Pinch-hitter Miguel Cairo, a 36-year-old, 14-year veteran, worked the count even against Halladay, but succumbed to the 33-year old righthander, who mixed up his pitches masterfully.
After seeing a first-pitch curveball, then a fastball, a cutter, and a change-up, Cairo was befuddled by the curveball once more, a sputtering 76 mile-per-hour pitch with diving action most pitchers can only dream about. Just like Hernandez, his swing was weak, and he too popped up, this time to third baseman Wilson Valdez in foul territory. One out to go.
Every fan was on their feet, some waving towels, others clapping on their ace. This moment was baseball at its finest. Halladay on the mound. Brandon Phillips, one of the Reds most dangerous hitters, striding to the plate. It was an incredible atmosphere, with a buzz only a potential no-hitter could produce.

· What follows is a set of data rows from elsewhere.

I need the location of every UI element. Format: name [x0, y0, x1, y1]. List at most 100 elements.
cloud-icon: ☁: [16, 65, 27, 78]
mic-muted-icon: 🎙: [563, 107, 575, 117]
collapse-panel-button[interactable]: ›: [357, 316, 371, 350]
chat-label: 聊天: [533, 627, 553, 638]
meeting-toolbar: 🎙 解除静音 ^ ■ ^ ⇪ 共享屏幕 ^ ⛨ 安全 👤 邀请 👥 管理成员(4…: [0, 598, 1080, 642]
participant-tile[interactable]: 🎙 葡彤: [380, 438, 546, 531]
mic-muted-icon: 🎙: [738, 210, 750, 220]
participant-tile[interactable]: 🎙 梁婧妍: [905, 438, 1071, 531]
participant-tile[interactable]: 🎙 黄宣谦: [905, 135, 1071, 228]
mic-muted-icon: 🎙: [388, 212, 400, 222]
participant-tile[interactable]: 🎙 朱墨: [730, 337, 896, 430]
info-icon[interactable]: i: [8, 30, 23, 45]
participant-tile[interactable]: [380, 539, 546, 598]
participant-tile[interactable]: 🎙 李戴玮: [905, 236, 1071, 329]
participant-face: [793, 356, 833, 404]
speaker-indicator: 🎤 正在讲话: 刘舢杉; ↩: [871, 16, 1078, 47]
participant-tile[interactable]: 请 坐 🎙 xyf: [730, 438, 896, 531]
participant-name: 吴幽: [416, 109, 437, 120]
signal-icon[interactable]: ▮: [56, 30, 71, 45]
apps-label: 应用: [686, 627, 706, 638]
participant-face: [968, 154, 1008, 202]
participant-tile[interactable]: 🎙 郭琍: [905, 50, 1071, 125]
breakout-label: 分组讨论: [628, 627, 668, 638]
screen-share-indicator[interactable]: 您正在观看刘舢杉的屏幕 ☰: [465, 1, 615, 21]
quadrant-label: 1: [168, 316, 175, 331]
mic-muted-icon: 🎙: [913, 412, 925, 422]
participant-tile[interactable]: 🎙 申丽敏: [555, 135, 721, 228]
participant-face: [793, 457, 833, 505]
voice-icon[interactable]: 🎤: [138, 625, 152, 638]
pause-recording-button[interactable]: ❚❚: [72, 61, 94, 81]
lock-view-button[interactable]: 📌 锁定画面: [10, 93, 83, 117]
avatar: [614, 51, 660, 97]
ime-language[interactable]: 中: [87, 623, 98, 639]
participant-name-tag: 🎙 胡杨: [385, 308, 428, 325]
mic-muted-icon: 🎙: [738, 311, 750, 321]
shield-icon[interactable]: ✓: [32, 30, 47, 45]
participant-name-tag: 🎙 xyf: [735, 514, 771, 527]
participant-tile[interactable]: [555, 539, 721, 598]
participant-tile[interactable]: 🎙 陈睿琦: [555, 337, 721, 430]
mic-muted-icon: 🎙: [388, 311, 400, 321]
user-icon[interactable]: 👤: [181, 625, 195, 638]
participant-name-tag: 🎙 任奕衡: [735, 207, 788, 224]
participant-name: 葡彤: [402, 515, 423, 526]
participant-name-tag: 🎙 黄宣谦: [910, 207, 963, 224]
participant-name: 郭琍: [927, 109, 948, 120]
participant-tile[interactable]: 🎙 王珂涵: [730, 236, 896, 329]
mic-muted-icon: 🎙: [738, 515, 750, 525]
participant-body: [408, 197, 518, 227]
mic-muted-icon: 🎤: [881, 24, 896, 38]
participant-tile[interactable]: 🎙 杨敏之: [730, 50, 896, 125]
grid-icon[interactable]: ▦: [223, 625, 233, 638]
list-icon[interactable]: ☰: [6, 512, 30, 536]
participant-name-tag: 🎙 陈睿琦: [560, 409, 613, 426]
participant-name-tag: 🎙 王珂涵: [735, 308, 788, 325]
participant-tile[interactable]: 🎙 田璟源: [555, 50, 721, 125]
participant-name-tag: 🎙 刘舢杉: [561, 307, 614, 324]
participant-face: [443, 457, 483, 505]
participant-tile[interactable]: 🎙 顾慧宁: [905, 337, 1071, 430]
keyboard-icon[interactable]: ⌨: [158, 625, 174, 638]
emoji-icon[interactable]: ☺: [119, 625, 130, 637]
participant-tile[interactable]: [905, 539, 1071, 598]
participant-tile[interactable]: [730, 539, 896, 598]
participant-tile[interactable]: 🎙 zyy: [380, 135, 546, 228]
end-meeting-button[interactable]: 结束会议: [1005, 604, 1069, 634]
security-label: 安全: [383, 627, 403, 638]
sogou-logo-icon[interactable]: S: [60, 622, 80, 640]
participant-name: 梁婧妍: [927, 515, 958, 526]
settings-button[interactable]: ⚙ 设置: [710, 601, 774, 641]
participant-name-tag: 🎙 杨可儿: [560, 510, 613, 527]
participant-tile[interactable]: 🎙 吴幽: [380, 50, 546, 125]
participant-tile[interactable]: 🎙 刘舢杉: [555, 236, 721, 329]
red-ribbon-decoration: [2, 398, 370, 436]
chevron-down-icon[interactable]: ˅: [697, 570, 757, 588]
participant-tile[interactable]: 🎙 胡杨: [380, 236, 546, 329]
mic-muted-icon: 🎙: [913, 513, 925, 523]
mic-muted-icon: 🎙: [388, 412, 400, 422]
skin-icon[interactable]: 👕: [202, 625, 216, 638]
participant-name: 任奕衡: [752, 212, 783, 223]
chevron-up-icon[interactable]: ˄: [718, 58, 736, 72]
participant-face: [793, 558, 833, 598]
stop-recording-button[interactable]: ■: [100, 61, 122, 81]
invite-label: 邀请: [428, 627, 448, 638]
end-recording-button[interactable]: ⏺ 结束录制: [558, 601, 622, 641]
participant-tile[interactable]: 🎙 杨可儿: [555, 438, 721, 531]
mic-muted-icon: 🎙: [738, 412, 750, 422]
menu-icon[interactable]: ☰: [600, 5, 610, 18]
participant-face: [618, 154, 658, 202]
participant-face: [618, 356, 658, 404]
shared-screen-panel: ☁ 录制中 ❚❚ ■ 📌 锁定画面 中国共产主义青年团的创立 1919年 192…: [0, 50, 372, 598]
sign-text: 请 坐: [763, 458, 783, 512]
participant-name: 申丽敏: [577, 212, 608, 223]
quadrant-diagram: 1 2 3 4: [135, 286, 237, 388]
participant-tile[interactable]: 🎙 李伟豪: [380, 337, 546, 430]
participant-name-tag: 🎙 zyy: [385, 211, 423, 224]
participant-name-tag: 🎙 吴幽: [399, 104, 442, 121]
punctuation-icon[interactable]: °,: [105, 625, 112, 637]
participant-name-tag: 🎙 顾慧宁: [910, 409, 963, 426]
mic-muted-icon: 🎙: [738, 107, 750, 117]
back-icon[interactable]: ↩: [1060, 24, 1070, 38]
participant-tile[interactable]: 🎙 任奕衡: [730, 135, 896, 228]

And it only got better in Philadelphia. Phillips took a fastball for strike-one, swung through another to fall into a hole, and then lightly tapped a curveball, Halladay’s 104th pitch and, a testament to his efficiency, his 73rd strike.
Phillips managed to hit it only about 10 feet, and, as he sprinted up the first base line, catcher Carlos Ruiz pounced on it, evaded the bat laying near by, and threw his best overhand fastball from his knees to first base.
It was caught by Ryan Howard, their gigantic first-baseman, seconds before Phillips reached the bag. The celebration had begun. Halladay was in Ruiz’s arms. Bedlam ensued in the stands. A no-hitter, giving Larsen company and creating an amazing memory no one will soon forget. Not Halladay, his teammates, their fans, nor baseball lovers like my friend and I.